Naturally, finding records on all of this will be problematical, one hundred and fifty years later.  Still, research into various physical archives will eventually track down anecdotal reports of a strange, seven-foot babbling madman that had been locked away in various madhouses throughout the 1840s and 1850s, eventually ending up at the Mississippi asylum (where he died in 1859). Some more research into the history of the asylum will lead to a general consensus that its records were ‘abominably violated’ by General Sherman in 1863 (unfair, but Southerners have perhaps been not always entirely objective on anything touching upon Sherman); and it is not impossible for the right people to get a good look at Sherman’s physical papers at the Library of Congress (the 1863 report will fairly glaringly stand out among the Mexico papers). And once the party has that, why, the report will lead them right to whatever secret, centuries-old government facility the GM might desire.  
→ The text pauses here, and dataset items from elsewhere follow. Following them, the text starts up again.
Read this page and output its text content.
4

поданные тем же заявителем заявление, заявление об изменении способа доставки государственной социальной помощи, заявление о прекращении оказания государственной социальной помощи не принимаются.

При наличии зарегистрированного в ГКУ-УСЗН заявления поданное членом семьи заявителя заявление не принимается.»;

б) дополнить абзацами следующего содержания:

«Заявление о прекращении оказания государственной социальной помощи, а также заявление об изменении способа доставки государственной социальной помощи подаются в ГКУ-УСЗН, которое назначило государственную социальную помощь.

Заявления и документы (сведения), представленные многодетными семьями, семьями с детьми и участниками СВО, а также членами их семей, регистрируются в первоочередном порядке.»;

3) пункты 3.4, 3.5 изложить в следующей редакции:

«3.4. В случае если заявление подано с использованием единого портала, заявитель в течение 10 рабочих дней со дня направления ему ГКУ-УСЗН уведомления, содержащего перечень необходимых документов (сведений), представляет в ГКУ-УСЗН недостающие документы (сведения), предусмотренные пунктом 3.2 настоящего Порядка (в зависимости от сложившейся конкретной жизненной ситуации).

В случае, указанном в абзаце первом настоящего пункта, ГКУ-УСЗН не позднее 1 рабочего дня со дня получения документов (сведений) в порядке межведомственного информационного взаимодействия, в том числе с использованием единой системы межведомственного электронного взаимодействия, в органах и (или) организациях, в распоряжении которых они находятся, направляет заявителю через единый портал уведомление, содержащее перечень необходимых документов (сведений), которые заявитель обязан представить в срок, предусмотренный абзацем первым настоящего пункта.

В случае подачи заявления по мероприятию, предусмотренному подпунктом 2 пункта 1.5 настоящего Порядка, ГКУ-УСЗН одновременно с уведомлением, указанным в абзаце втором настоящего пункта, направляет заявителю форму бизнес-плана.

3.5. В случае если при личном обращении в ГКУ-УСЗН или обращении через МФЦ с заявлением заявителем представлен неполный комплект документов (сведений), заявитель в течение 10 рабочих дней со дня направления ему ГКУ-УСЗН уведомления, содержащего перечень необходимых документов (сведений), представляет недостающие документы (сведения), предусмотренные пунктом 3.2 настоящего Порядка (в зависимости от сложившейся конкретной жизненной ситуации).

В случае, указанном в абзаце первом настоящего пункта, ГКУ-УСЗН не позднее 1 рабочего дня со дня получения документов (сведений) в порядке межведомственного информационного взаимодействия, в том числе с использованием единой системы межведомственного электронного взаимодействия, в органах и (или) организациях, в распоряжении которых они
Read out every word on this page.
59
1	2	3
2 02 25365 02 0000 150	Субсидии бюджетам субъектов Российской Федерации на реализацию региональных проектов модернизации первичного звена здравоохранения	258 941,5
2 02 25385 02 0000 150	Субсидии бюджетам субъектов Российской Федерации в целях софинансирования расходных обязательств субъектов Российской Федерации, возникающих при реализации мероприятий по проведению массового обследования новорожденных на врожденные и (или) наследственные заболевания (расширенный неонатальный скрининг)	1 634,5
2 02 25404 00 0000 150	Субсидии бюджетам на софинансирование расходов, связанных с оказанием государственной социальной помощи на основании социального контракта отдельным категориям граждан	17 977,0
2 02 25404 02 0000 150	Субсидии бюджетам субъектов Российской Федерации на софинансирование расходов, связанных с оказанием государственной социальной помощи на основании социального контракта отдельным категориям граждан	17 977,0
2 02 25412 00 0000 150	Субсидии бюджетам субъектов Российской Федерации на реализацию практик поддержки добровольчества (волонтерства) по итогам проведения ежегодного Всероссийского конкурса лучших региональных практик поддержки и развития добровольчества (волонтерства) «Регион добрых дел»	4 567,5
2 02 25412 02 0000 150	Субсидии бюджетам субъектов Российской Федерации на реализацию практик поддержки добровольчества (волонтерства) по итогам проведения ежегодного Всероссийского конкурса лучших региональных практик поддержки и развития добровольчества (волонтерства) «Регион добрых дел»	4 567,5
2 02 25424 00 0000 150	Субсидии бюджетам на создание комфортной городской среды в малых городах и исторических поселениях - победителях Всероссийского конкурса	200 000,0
Whether or not it’s still occupied at that point is left for further development — as are the exact details of who the original alien was, why it ended up screaming its life away in a Mississippi asylum, why nobody came looking for it later, and what the US government still even remembers about the case. GMs know their own campaigns best, after all.  One man’s proto-Green Lantern recruitment gone horribly, horrifically wrong is another woman’s secret history of interstellar espionage during the Millard Fillmore administration. I don’t believe in stifling creativity in others.